After my long tour I hopped on a bike and rode over to the other famous location in Sevilla, Plaza de España. The plaza was under construction but as you can see it was still incredible.

After checking out the plaza I had to quickly bike home because I told my senora I’d be home for lunch at 2:30. Not a bad history walk (and bike) for a Saturday.

Did the Romans have Wolverines?

Saturday night I decided that I wanted to go to Italica (while rooting for my Wolverines, Go Blue!) an old Roman city just north of Sevilla. Italica was built in 200 BC and became one of the most important cities in the entire Roman Empire; it was also the birthplace of two Roman Emperors. I was able to recruit a couple of the girls to come with and we met at the bust station at 10 in the morning. The bus cost 1.30 Euro and took us 30 minutes. When we arrived we were pleasantly greeted with the fact that admission into the ruins was free on Sundays. Sweet.

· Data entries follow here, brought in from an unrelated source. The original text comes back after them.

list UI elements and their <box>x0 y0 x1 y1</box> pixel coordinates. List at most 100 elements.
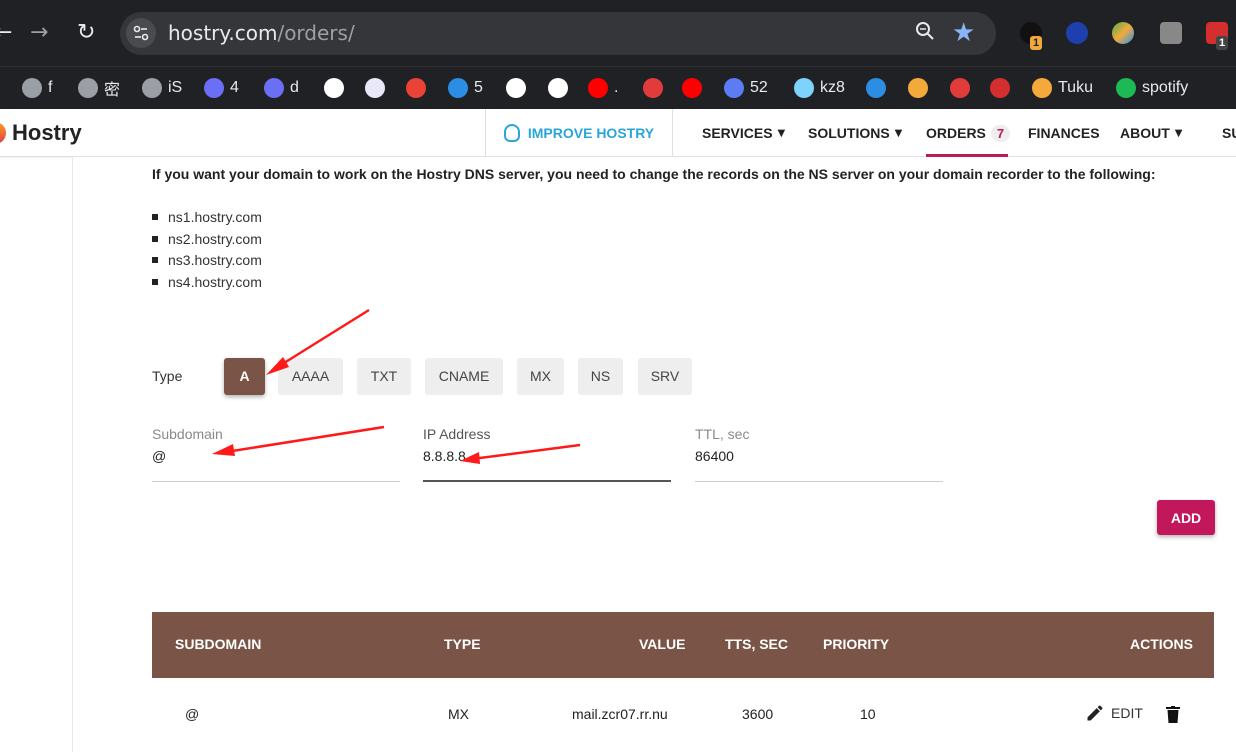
site-header: Hostry IMPROVE HOSTRY SERVICES ▼ SOLUTION… <box>0 109 1236 157</box>
type-cname-button[interactable]: CNAME <box>425 358 503 395</box>
hostry-logo-icon[interactable] <box>0 122 6 144</box>
url-text[interactable]: hostry.com/orders/ <box>168 21 355 45</box>
cell-subdomain: @ <box>185 706 200 722</box>
edit-label: EDIT <box>1111 705 1143 721</box>
chevron-down-icon: ▼ <box>1174 127 1183 139</box>
ghost-icon <box>204 78 224 98</box>
bookmark-label: f <box>48 79 53 96</box>
ip-address-input[interactable] <box>423 448 663 464</box>
chevron-down-icon: ▼ <box>894 127 903 139</box>
cell-value: mail.zcr07.rr.nu <box>572 706 668 722</box>
improve-hostry-link[interactable]: IMPROVE HOSTRY <box>485 109 673 157</box>
bookmark-item[interactable]: 5 <box>448 73 483 103</box>
spotify-icon <box>1116 78 1136 98</box>
bookmark-item[interactable] <box>990 73 1010 103</box>
extension-badge: 1 <box>1030 36 1043 50</box>
browser-toolbar: ← → ↻ hostry.com/orders/ ★ 1 1 <box>0 0 1236 66</box>
type-ns-button[interactable]: NS <box>578 358 623 395</box>
menu-about[interactable]: ABOUT ▼ <box>1120 109 1182 157</box>
ghost-icon <box>264 78 284 98</box>
youtube-icon <box>682 78 702 98</box>
type-label: Type <box>152 368 183 384</box>
globe-icon <box>78 78 98 98</box>
address-bar[interactable]: hostry.com/orders/ ★ <box>120 12 996 55</box>
ns-server-item: ns1.hostry.com <box>152 206 262 228</box>
site-info-icon[interactable] <box>126 18 156 48</box>
menu-support[interactable]: SU <box>1222 109 1236 157</box>
bookmark-item[interactable] <box>682 73 702 103</box>
bookmark-item[interactable]: 密 <box>78 73 120 103</box>
youtube-icon <box>588 78 608 98</box>
red-glyph-icon <box>643 78 663 98</box>
type-srv-button[interactable]: SRV <box>638 358 692 395</box>
bookmark-item[interactable] <box>406 73 426 103</box>
add-record-button[interactable]: ADD <box>1157 500 1215 535</box>
bookmark-item[interactable] <box>950 73 970 103</box>
extension-grey-icon[interactable] <box>1160 22 1182 44</box>
bookmark-label: 5 <box>474 79 483 96</box>
bookmark-label: kz8 <box>820 79 845 96</box>
menu-solutions[interactable]: SOLUTIONS ▼ <box>808 109 902 157</box>
type-mx-button[interactable]: MX <box>517 358 564 395</box>
bookmark-item[interactable] <box>643 73 663 103</box>
bookmark-label: 4 <box>230 79 239 96</box>
globe-icon <box>142 78 162 98</box>
bookmark-label: d <box>290 79 299 96</box>
forward-icon[interactable]: → <box>30 20 48 46</box>
bookmark-star-icon[interactable]: ★ <box>952 17 975 48</box>
col-value: VALUE <box>639 636 686 652</box>
trash-icon[interactable] <box>1166 706 1180 723</box>
bookmark-item[interactable]: f <box>22 73 52 103</box>
ttl-input[interactable] <box>695 448 935 464</box>
bookmark-item[interactable] <box>324 73 344 103</box>
subdomain-field: Subdomain <box>152 426 400 482</box>
bookmark-item[interactable]: spotify <box>1116 73 1188 103</box>
bookmark-item[interactable] <box>548 73 568 103</box>
type-txt-button[interactable]: TXT <box>357 358 411 395</box>
bookmark-item[interactable]: Tuku <box>1032 73 1093 103</box>
cell-priority: 10 <box>860 706 876 722</box>
bookmark-item[interactable] <box>866 73 886 103</box>
bookmark-item[interactable]: iS <box>142 73 182 103</box>
bookmark-item[interactable]: d <box>264 73 299 103</box>
col-priority: PRIORITY <box>823 636 890 652</box>
menu-services[interactable]: SERVICES ▼ <box>702 109 785 157</box>
col-actions: ACTIONS <box>1130 636 1193 652</box>
menu-support-label: SU <box>1222 125 1236 141</box>
bookmark-item[interactable]: 4 <box>204 73 239 103</box>
bookmark-item[interactable] <box>365 73 385 103</box>
bookmarks-bar: f 密 iS 4 d 5. 52 kz8 Tuku spotify <box>0 66 1236 109</box>
bookmark-item[interactable]: . <box>588 73 618 103</box>
type-aaaa-button[interactable]: AAAA <box>278 358 343 395</box>
zoom-icon[interactable] <box>914 20 936 48</box>
bookmark-label: 密 <box>104 82 121 99</box>
bookmark-item[interactable]: kz8 <box>794 73 845 103</box>
reload-icon[interactable]: ↻ <box>77 20 95 46</box>
extension-triangle-icon[interactable] <box>1066 22 1088 44</box>
col-subdomain: SUBDOMAIN <box>175 636 262 652</box>
ns-server-list: ns1.hostry.com ns2.hostry.com ns3.hostry… <box>152 206 262 293</box>
flower-icon <box>866 78 886 98</box>
bookmark-item[interactable]: 52 <box>724 73 768 103</box>
ns-server-item: ns4.hostry.com <box>152 271 262 293</box>
menu-orders[interactable]: ORDERS 7 <box>926 109 1011 157</box>
menu-solutions-label: SOLUTIONS <box>808 125 890 141</box>
col-tts: TTS, SEC <box>725 636 789 652</box>
site-logo[interactable]: Hostry <box>12 120 82 146</box>
orders-count-badge: 7 <box>990 124 1011 142</box>
improve-label: IMPROVE HOSTRY <box>527 125 655 141</box>
seal-icon <box>990 78 1010 98</box>
lightbulb-icon <box>503 124 520 142</box>
subdomain-input[interactable] <box>152 448 392 464</box>
ns-instructions: If you want your domain to work on the H… <box>152 166 1156 182</box>
extension-colorful-icon[interactable] <box>1112 22 1134 44</box>
menu-orders-label: ORDERS <box>926 125 986 141</box>
menu-finances[interactable]: FINANCES <box>1028 109 1100 157</box>
edit-record-button[interactable]: EDIT <box>1085 703 1143 723</box>
type-a-button[interactable]: A <box>224 358 265 395</box>
extension-badge: 1 <box>1216 36 1229 50</box>
back-icon[interactable]: ← <box>0 20 12 46</box>
bookmark-item[interactable] <box>506 73 526 103</box>
bookmark-item[interactable] <box>908 73 928 103</box>
bookmark-label: Tuku <box>1058 79 1093 96</box>
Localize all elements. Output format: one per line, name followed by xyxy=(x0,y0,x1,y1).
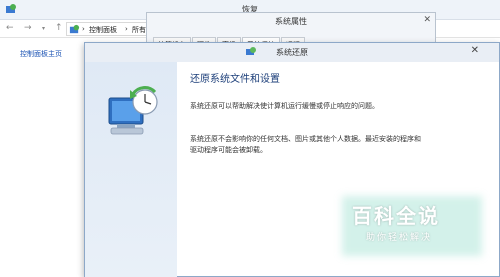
up-arrow-icon[interactable]: ↑ xyxy=(55,23,63,33)
breadcrumb-all[interactable]: 所有 xyxy=(132,25,146,35)
watermark-title: 百科全说 xyxy=(352,204,440,228)
address-input[interactable]: › 控制面板 › 所有 xyxy=(66,22,148,36)
page-title: 还原系统文件和设置 xyxy=(190,74,280,85)
system-properties-title: 系统属性 xyxy=(275,17,307,26)
control-panel-icon xyxy=(69,24,80,34)
breadcrumb-control-panel[interactable]: 控制面板 xyxy=(89,25,117,35)
note-text-line1: 系统还原不会影响你的任何文档、图片或其他个人数据。最近安装的程序和 xyxy=(190,135,421,143)
system-restore-titlebar: 系统还原 ✕ xyxy=(85,43,499,62)
control-panel-home-link[interactable]: 控制面板主页 xyxy=(20,49,62,59)
forward-arrow-icon[interactable]: → xyxy=(24,23,32,33)
system-restore-title: 系统还原 xyxy=(276,48,308,57)
breadcrumb-sep-icon: › xyxy=(125,25,128,33)
history-dropdown-icon[interactable]: ▾ xyxy=(42,25,45,32)
description-text: 系统还原可以帮助解决使计算机运行缓慢或停止响应的问题。 xyxy=(190,102,379,110)
note-text-line2: 驱动程序可能会被卸载。 xyxy=(190,146,267,154)
close-icon[interactable]: ✕ xyxy=(471,45,479,56)
back-arrow-icon[interactable]: ← xyxy=(6,23,14,33)
watermark-subtitle: 助你轻松解决 xyxy=(366,233,433,243)
system-restore-side-panel xyxy=(85,62,177,277)
system-restore-illustration-icon xyxy=(108,86,158,135)
watermark: 百科全说 助你轻松解决 xyxy=(342,196,482,256)
close-icon[interactable]: ✕ xyxy=(423,15,431,25)
breadcrumb-sep-icon: › xyxy=(82,25,85,33)
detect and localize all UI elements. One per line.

We first wandered into what was at one time one of the largest amphitheaters in the Roman Empire at a capacity of 25,000. After wandering around the amphitheater and through its two millennia old arches and halls we made our way around the rest of the ruins. Other then the amphitheater, Italica is well known for having some of the best-preserved Roman mosaics. Check them out:

After about an hour and a half we caught the bus back into Sevilla where I just relaxed the rest of the day.

Other than the audio guide at the Cathedral (3 Euros) and the bus ticket to and from Italica (2.60 Euro) I did pretty well with regards to my expenses. I’m glad I chose to stay home this weekend and see more of Sevilla. Not only that, but I saved some money I can use on that trip to Lagos. Speaking of, check this place out:

NOTE: If the Wikipedia links bring you to pages in Spanish I apologize. I haven't figured out how to access Wikipedia in English. I can understand what those pages say because my browser (Google Chrome) automatically translates it for me.


  1. I think it is fascinating that there is a heron is the one mosaic.